# Gibt es eine "Linux Lan"?



## Fabian (28. Juni 2004)

Hallo Zusammen 

Noch voll mit lauter Impressionen vom Linux Tag 2004 in Karlsruhe, gleich eine Frage: 

Ist euch eine LAN-Party bekann, die "Linux Only" ist? Ich moechte keine LAN im Sinne von "Gaming" als Hauptthema, sonder eher ein Treffen wo man ein paar Tage seinen Nerd rauslassen kann und mit gleichgesinnten ist! 

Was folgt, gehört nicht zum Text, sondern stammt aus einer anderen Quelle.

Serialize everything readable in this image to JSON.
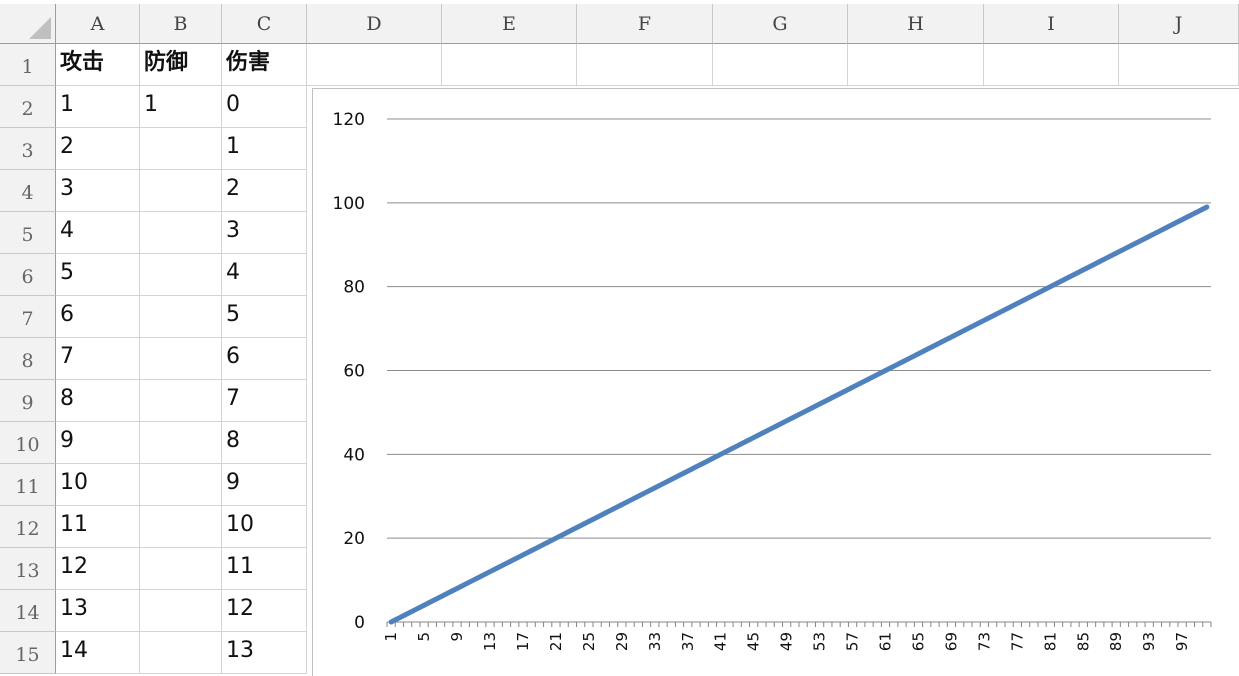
{
  "spreadsheet": {
    "columns": [
      "A",
      "B",
      "C",
      "D",
      "E",
      "F",
      "G",
      "H",
      "I",
      "J"
    ],
    "rows": [
      "1",
      "2",
      "3",
      "4",
      "5",
      "6",
      "7",
      "8",
      "9",
      "10",
      "11",
      "12",
      "13",
      "14",
      "15"
    ],
    "cells": {
      "A": [
        "攻击",
        "1",
        "2",
        "3",
        "4",
        "5",
        "6",
        "7",
        "8",
        "9",
        "10",
        "11",
        "12",
        "13",
        "14"
      ],
      "B": [
        "防御",
        "1",
        "",
        "",
        "",
        "",
        "",
        "",
        "",
        "",
        "",
        "",
        "",
        "",
        ""
      ],
      "C": [
        "伤害",
        "0",
        "1",
        "2",
        "3",
        "4",
        "5",
        "6",
        "7",
        "8",
        "9",
        "10",
        "11",
        "12",
        "13"
      ]
    }
  },
  "chart_data": {
    "type": "line",
    "x_start": 1,
    "x_end": 100,
    "x_tick_labels": [
      "1",
      "5",
      "9",
      "13",
      "17",
      "21",
      "25",
      "29",
      "33",
      "37",
      "41",
      "45",
      "49",
      "53",
      "57",
      "61",
      "65",
      "69",
      "73",
      "77",
      "81",
      "85",
      "89",
      "93",
      "97"
    ],
    "series": [
      {
        "values_rule": "value = category - 1",
        "values_from": 0,
        "values_to": 99,
        "color": "#4f81bd"
      }
    ],
    "ylim": [
      0,
      120
    ],
    "y_ticks": [
      "0",
      "20",
      "40",
      "60",
      "80",
      "100",
      "120"
    ],
    "gridlines": true,
    "legend": "none"
  }
}
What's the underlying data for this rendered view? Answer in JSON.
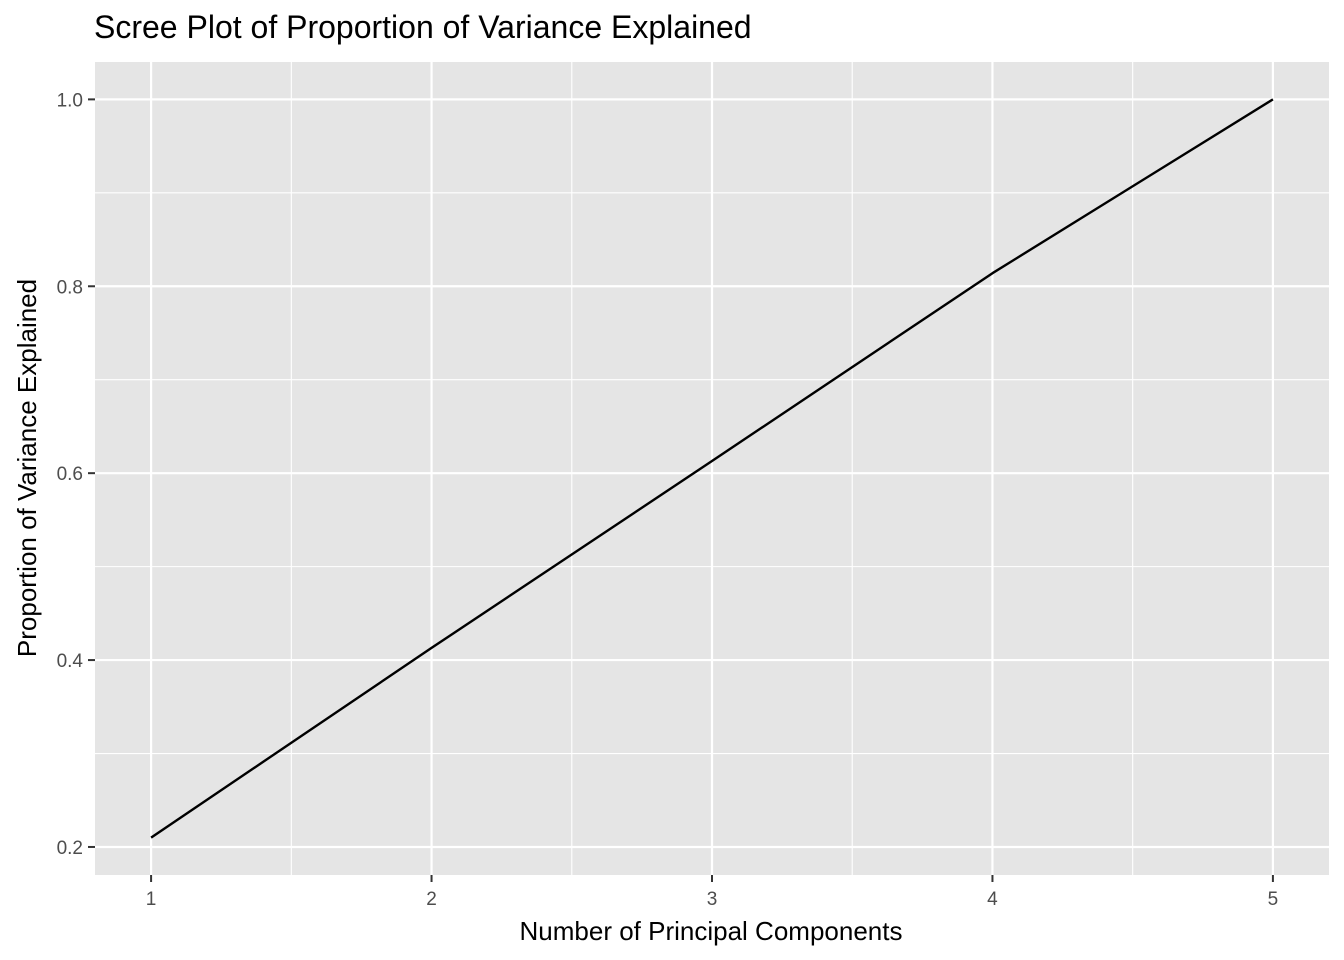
{
  "chart_data": {
    "type": "line",
    "title": "Scree Plot of Proportion of Variance Explained",
    "xlabel": "Number of Principal Components",
    "ylabel": "Proportion of Variance Explained",
    "x": [
      1,
      2,
      3,
      4,
      5
    ],
    "series": [
      {
        "values": [
          0.21,
          0.413,
          0.613,
          0.814,
          1.0
        ]
      }
    ],
    "x_ticks": [
      1,
      2,
      3,
      4,
      5
    ],
    "y_ticks": [
      0.2,
      0.4,
      0.6,
      0.8,
      1.0
    ],
    "x_tick_labels": [
      "1",
      "2",
      "3",
      "4",
      "5"
    ],
    "y_tick_labels": [
      "0.2",
      "0.4",
      "0.6",
      "0.8",
      "1.0"
    ],
    "xlim": [
      0.8,
      5.2
    ],
    "ylim": [
      0.17,
      1.04
    ],
    "grid": true,
    "legend": "none",
    "colors": {
      "panel": "#e5e5e5",
      "grid": "#ffffff",
      "line": "#000000"
    }
  }
}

Wieso ich so etwas wissen will? Ganz einfach, wenn es sowas nicht gibt, wird es Zeit dafuer - dann werd ich mich mal drum kuemmern...  

Besten Dank,

Fabian


----------



## Sway (28. Juni 2004)

Hehe, geh mal auf eine CCC Treffen, das ist sowas wie eine LInuxLan =)


----------



## Fabian (28. Juni 2004)

Aufm CCC war ich nicht nur ein Mal  Aber ich meinte jetzt nicht unbedingt so in dem Stiel, dass ein Club dahinter steht


----------



## Sway (28. Juni 2004)

Ich kenne keine solche LAN. Sollte sowas in der Nähe von Hannover statt finden (+150km) bin ich garantiert dabei.


----------



## Fabian (28. Juni 2004)

Ich persoenlich dachte da direkt an Karlsruhe ;-) Also knapp 300km mehr...


----------



## Sway (28. Juni 2004)

Dann würd ich nur mit Notebook kommen und mit dem Zug fahren. Mein Auto macht so weite Strecken wohl nicht mit. (Ist n Franzose  )


----------



## Neurodeamon (30. Juni 2004)

> _Original geschrieben von Sway _
> *Ich kenne keine solche LAN. Sollte sowas in der Nähe von Hannover statt finden (+150km) bin ich garantiert dabei. *



Bingo! Mit Schlepptop auf dem Rücken (Motorradfahrer)


----------



## Fabian (1. Juli 2004)

Ihr muesstet naeher bei mir Wohnen, dann koennten wir sowas in Angriff nehmen ;-) So muss ich mir muehevoll Leute suchen


----------



## Thomas Kuse (1. Juli 2004)

Bei uns im Norden an der FH findet einmal pro Semester eine Linux-Lan statt.
Da wird bei der Installation geholfen, da werden Vorträge gehalten und natürlich Kniffe ausgetauscht.
Ne nette runde FreeCiv mit eingeschlossen.

Ich kann ja mal Bescheid geben, wenn sowas das nächste Mal stattfindet, aber für Euch da unten is das eh zu weit


----------